Microsoft is currently forced to purchase expensive AI acceleration hardware which is affecting its margins. Amy Hood, the chief financial officer at Microsoft, said that Microsoft Cloud margins were down year-overyear due to “the impact of scale our AI infrastructure”. She did note that this scaling does not necessarily allow it to grow its installed bases significantly. Microsoft, for example, expects a “moderate increase” in the renewal rate of its M365 Copilot and E5 subscriptions due to the size the existing installed base.

Nadella said that DeepSeek “has some real innovation” when asked about its impact on US AI dominance. DeepSeek is seen as a competitor to US AI dominance.

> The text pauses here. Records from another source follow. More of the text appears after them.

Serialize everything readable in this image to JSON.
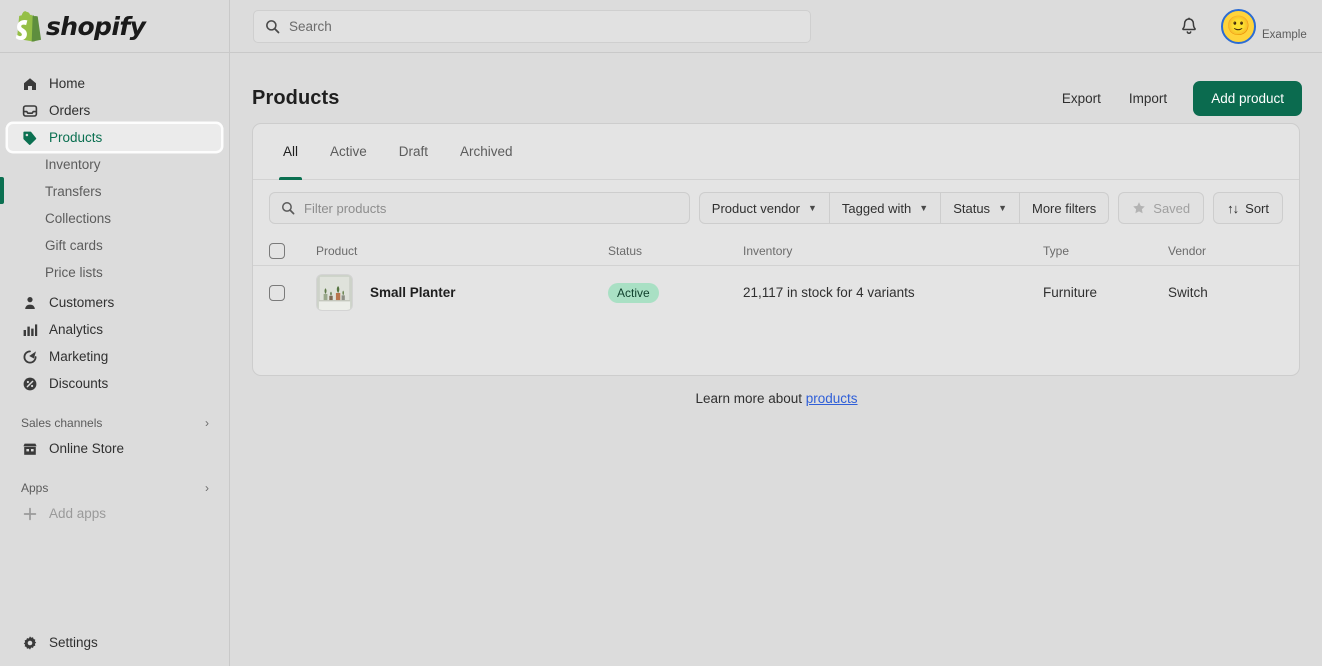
{
  "brand": {
    "name": "shopify",
    "green": "#95bf47",
    "dark_green": "#0b6b4f",
    "accent": "#0b7051"
  },
  "topbar": {
    "search_placeholder": "Search",
    "search_value": "",
    "notifications_label": "Notifications",
    "account_name": "Example",
    "avatar_emoji": "🙂"
  },
  "sidebar": {
    "items": [
      {
        "label": "Home",
        "icon": "home-icon"
      },
      {
        "label": "Orders",
        "icon": "orders-icon"
      },
      {
        "label": "Products",
        "icon": "tag-icon",
        "active": true
      },
      {
        "label": "Inventory",
        "icon": "",
        "sub": true
      },
      {
        "label": "Transfers",
        "icon": "",
        "sub": true
      },
      {
        "label": "Collections",
        "icon": "",
        "sub": true
      },
      {
        "label": "Gift cards",
        "icon": "",
        "sub": true
      },
      {
        "label": "Price lists",
        "icon": "",
        "sub": true
      },
      {
        "label": "Customers",
        "icon": "customers-icon"
      },
      {
        "label": "Analytics",
        "icon": "analytics-icon"
      },
      {
        "label": "Marketing",
        "icon": "marketing-icon"
      },
      {
        "label": "Discounts",
        "icon": "discounts-icon"
      }
    ],
    "sales_channels": {
      "label": "Sales channels",
      "chevron": "›"
    },
    "online_store": {
      "label": "Online Store",
      "icon": "store-icon"
    },
    "apps": {
      "label": "Apps",
      "chevron": "›"
    },
    "add_apps": {
      "label": "Add apps",
      "icon": "plus-icon"
    },
    "settings": {
      "label": "Settings",
      "icon": "gear-icon"
    }
  },
  "page": {
    "title": "Products",
    "export_label": "Export",
    "import_label": "Import",
    "add_product_label": "Add product"
  },
  "tabs": [
    {
      "label": "All",
      "active": true
    },
    {
      "label": "Active",
      "active": false
    },
    {
      "label": "Draft",
      "active": false
    },
    {
      "label": "Archived",
      "active": false
    }
  ],
  "filters": {
    "search_placeholder": "Filter products",
    "search_value": "",
    "product_vendor": "Product vendor",
    "tagged_with": "Tagged with",
    "status": "Status",
    "more_filters": "More filters",
    "saved": "Saved",
    "sort": "Sort",
    "caret": "▼",
    "sort_icon": "↑↓"
  },
  "table": {
    "headers": {
      "product": "Product",
      "status": "Status",
      "inventory": "Inventory",
      "type": "Type",
      "vendor": "Vendor"
    },
    "rows": [
      {
        "product": "Small Planter",
        "status": "Active",
        "inventory": "21,117 in stock for 4 variants",
        "type": "Furniture",
        "vendor": "Switch"
      }
    ]
  },
  "footer": {
    "learn_prefix": "Learn more about ",
    "learn_link": "products"
  }
}
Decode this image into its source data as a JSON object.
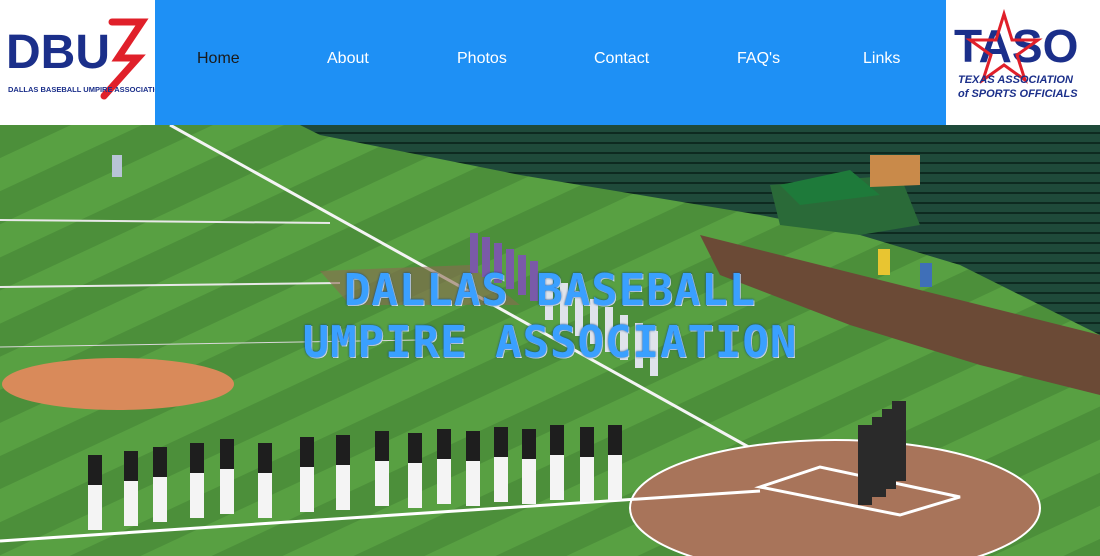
{
  "logo_left": {
    "mark": "DBU",
    "tagline": "DALLAS BASEBALL UMPIRE ASSOCIATION"
  },
  "logo_right": {
    "mark": "TASO",
    "tagline_line1": "TEXAS ASSOCIATION",
    "tagline_line2": "of SPORTS OFFICIALS"
  },
  "nav": {
    "items": [
      {
        "label": "Home",
        "active": true
      },
      {
        "label": "About"
      },
      {
        "label": "Photos"
      },
      {
        "label": "Contact"
      },
      {
        "label": "FAQ's"
      },
      {
        "label": "Links"
      }
    ]
  },
  "hero": {
    "title_line1": "DALLAS BASEBALL",
    "title_line2": "UMPIRE ASSOCIATION"
  },
  "colors": {
    "nav_bg": "#1e90f5",
    "title": "#3aa0ff",
    "brand_red": "#e0202a",
    "brand_navy": "#1b2f8a"
  }
}
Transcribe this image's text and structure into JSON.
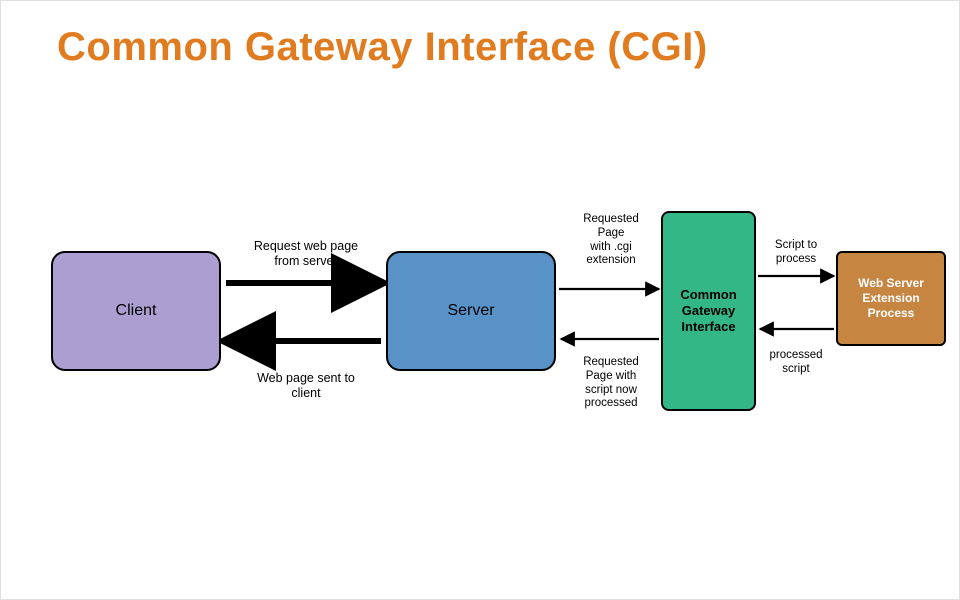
{
  "title": "Common Gateway Interface (CGI)",
  "nodes": {
    "client": "Client",
    "server": "Server",
    "cgi": "Common\nGateway\nInterface",
    "ext": "Web Server\nExtension\nProcess"
  },
  "edges": {
    "client_to_server": "Request web page\nfrom server",
    "server_to_client": "Web page sent to\nclient",
    "server_to_cgi": "Requested\nPage\nwith .cgi\nextension",
    "cgi_to_server": "Requested\nPage with\nscript now\nprocessed",
    "cgi_to_ext": "Script to\nprocess",
    "ext_to_cgi": "processed\nscript"
  },
  "colors": {
    "title": "#e07b1f",
    "client": "#ad9ed2",
    "server": "#5892c6",
    "cgi": "#34b786",
    "ext": "#c78542"
  }
}
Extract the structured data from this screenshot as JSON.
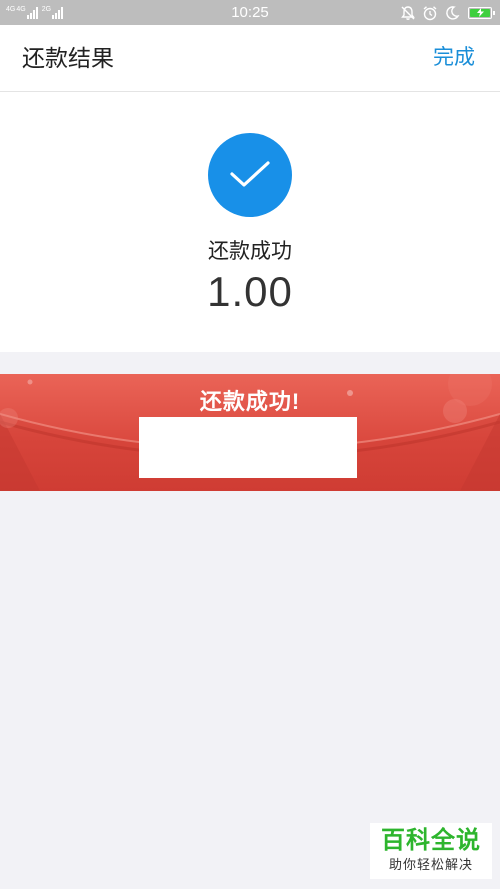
{
  "status_bar": {
    "network1": "4G",
    "network2": "4G",
    "network3": "2G",
    "time": "10:25",
    "icons": [
      "bell-muted-icon",
      "alarm-icon",
      "moon-icon",
      "battery-charging-icon"
    ]
  },
  "header": {
    "title": "还款结果",
    "done_label": "完成"
  },
  "result": {
    "status": "还款成功",
    "amount": "1.00",
    "icon": "check-icon"
  },
  "banner": {
    "text": "还款成功!"
  },
  "watermark": {
    "title": "百科全说",
    "subtitle": "助你轻松解决"
  },
  "colors": {
    "accent_blue": "#1890e8",
    "link_blue": "#1a8ed8",
    "banner_red": "#d7453b",
    "background": "#f2f2f6",
    "watermark_green": "#2db52d"
  }
}
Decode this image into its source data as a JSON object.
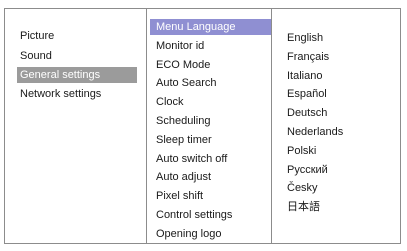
{
  "menu": {
    "main_items": [
      {
        "label": "Picture",
        "selected": false
      },
      {
        "label": "Sound",
        "selected": false
      },
      {
        "label": "General settings",
        "selected": true
      },
      {
        "label": "Network settings",
        "selected": false
      }
    ],
    "sub_items": [
      {
        "label": "Menu Language",
        "selected": true
      },
      {
        "label": "Monitor id",
        "selected": false
      },
      {
        "label": "ECO Mode",
        "selected": false
      },
      {
        "label": "Auto Search",
        "selected": false
      },
      {
        "label": "Clock",
        "selected": false
      },
      {
        "label": "Scheduling",
        "selected": false
      },
      {
        "label": "Sleep timer",
        "selected": false
      },
      {
        "label": "Auto switch off",
        "selected": false
      },
      {
        "label": "Auto adjust",
        "selected": false
      },
      {
        "label": "Pixel shift",
        "selected": false
      },
      {
        "label": "Control settings",
        "selected": false
      },
      {
        "label": "Opening  logo",
        "selected": false
      }
    ],
    "options": [
      "English",
      "Français",
      "Italiano",
      "Español",
      "Deutsch",
      "Nederlands",
      "Polski",
      "Русский",
      "Česky",
      "日本語"
    ]
  },
  "colors": {
    "main_selection": "#9b9b9b",
    "sub_selection": "#8f8fd2",
    "border": "#8c8c8c"
  }
}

One of them is the cost, both in terms of the hardware needed to run inference workloads as well as the cost to use the system, which is measured by tokens.

In response to a question about whether Microsoft is taking a step back in OpenAI funding because of the recent Stargate Project he said: “One thing to note in AI, you don’t launch the frontier model. If it is too expensive to provide, it is not worth it. It won’t generate demand. You need to optimise so that inferencing cost can come down, and they [the model]

can be consumed widely.”

Essentially, this translates to a lower token price which makes the AI model easier to use. The hardware required to run DeepSeek and other large language models is significantly reduced.

Nadella said: “When token prices drop, inference computing costs fall; this means people can consume even more.” “And more apps will be written.” It’s hard to imagine that we’re at the dawn of ’25 and you can run on a PC a model [previously] that required pretty massive cloud-based infrastructure.”

[HesaidDeepSeekdemonstratedAIwillbemoreubiquitousandrepresentedanopportunityforMicrosoft’sbusiness[HesaidDeepSeekdemonstratedAIwillbemoreubiquitousandrepresentedanopportunityforMicrosoft’sbusiness”ThisisgoodnewsforaPCplatformprovidersuchasus”saidNadella

Nadella’s prepared remarks also touched upon the emergence more efficient AI models. Although the prepared statement did not directly refer to DeepSeek, Nadella added that “as AI becomes more accessible and efficient, we will see an exponentially greater demand.”